Ren3004 said:
You know that feeling when you're angry at something, and all that anger bottled up just gnaws away at you? Wouldn't it feel good to let it all out? Well, I made this thread for you, yes, you to vent your frustrations. Big, small, many, few, round, purple, it doesn't matter, as long as it's bothering you and you need to get it off your chest.
As for me, I spent some time today trying to get a game to work again because I renamed a folder. Fun times. I also had to find out how to change the search engine Firefox uses when you wrote something in the address bar because Messenger Plus decided to make itself the default search engine. And last but not least, I deleted my Google Chrome cookies and cache, only to find out that my Firefox cookies and cache went down the drain with them. The result: all my browser game saves were deleted.

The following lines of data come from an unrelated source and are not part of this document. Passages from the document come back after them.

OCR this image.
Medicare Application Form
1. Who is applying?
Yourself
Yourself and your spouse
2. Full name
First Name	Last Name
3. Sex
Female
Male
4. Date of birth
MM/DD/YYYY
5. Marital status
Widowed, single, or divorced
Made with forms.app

Thousands upon thousands of hours of procrastination gone forever.
Ahhhh, much better. So, if you're still having second thoughts about telling us all about what's bothering you, here's Mr. Hugh Laurie to give you a little push.

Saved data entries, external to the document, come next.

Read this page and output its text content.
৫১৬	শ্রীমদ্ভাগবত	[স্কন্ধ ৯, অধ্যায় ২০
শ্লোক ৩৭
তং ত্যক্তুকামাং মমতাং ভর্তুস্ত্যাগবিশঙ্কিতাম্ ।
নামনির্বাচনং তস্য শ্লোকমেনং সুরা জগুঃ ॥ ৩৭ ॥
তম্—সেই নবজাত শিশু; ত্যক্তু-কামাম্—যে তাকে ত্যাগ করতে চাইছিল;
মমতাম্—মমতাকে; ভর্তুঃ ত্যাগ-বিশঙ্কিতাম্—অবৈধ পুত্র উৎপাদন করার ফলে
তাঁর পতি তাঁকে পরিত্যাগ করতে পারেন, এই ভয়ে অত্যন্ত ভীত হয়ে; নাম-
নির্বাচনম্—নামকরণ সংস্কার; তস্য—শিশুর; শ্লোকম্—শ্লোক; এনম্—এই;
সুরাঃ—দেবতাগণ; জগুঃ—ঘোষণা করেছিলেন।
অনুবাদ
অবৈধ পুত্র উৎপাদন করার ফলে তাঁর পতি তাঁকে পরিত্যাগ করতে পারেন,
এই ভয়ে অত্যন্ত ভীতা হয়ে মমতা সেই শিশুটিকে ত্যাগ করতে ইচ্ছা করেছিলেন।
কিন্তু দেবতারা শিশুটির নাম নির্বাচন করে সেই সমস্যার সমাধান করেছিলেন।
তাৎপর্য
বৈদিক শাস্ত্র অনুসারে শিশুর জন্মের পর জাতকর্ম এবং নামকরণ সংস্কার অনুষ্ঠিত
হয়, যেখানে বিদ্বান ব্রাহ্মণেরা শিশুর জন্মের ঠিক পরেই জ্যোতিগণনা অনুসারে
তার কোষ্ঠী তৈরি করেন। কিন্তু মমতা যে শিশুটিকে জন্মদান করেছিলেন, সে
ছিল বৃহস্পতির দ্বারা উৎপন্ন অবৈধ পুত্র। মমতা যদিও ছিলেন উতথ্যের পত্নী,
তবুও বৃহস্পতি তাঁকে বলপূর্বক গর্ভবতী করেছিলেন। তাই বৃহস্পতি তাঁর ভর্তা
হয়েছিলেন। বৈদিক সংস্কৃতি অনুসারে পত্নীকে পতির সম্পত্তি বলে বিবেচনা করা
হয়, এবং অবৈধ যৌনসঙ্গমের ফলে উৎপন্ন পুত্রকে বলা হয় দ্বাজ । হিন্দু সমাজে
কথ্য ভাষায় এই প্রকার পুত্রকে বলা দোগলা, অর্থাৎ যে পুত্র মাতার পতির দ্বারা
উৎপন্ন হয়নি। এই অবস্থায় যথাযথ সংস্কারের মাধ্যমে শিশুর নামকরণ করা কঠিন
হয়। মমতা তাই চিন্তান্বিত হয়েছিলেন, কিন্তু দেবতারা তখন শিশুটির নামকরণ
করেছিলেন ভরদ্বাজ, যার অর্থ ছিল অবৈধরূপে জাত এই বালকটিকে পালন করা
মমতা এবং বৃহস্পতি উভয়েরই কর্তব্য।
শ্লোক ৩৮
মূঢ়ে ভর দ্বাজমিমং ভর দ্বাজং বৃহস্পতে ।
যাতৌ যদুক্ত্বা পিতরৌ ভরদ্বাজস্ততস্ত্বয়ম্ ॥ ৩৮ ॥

I just got back from Denmark visiting my girlfriend. It was an awesome time, Denmark was an awesome place, but now I'm stuck back here without her with a crap job.
All I do all day is put together a bunch of fucking parts onto farm pesticide sprayers. I wake up at 5:30 every morning and don't get off work until 3:30. I get filthy and tired every single day for minimum wage, all while wasting my summer vacation. All my friends are out and about doing cool things and making memories and fun.
Now I know that for a job you don't need to
love it, but you should at least
care about it. This is just putting together parts. It's cold boring shit that leaves me with nothing but a throbbing headache at the end of the day. How the fuck could anyone do this for more than a few months? Some employees have been there
for fucking 30 years, how do they stand it?? I'm not even good at it, I'm clumsy with the tools, and I can barely relate with the other employees because they only talk about trucks and fart jokes.
To make it worse, I can't quit it because I got the job from my dad and according to him "I made a commitment" or some bullshit. It isn't like they fucking need me or anything, and it isn't like I need to make my own living, so why won't he just let me go? Fuck this fucking job.
Oh, and did I mention that I probably can't see my girlfriend again for another 4-5 months? Fuck fuck fuck do I want to change so much in my life right now...
I wouldn't be surprised if I become a cynical ass by the time I get back to school. Because of this shit, I feel like collecting Nazi and communist memorabelia and wear it to school to be kicked out. I feel like sabotaging the sprayers at work. I feel like pissing someone off and having them beat the shit out of me so I will have an excuse to beat the shit out of them.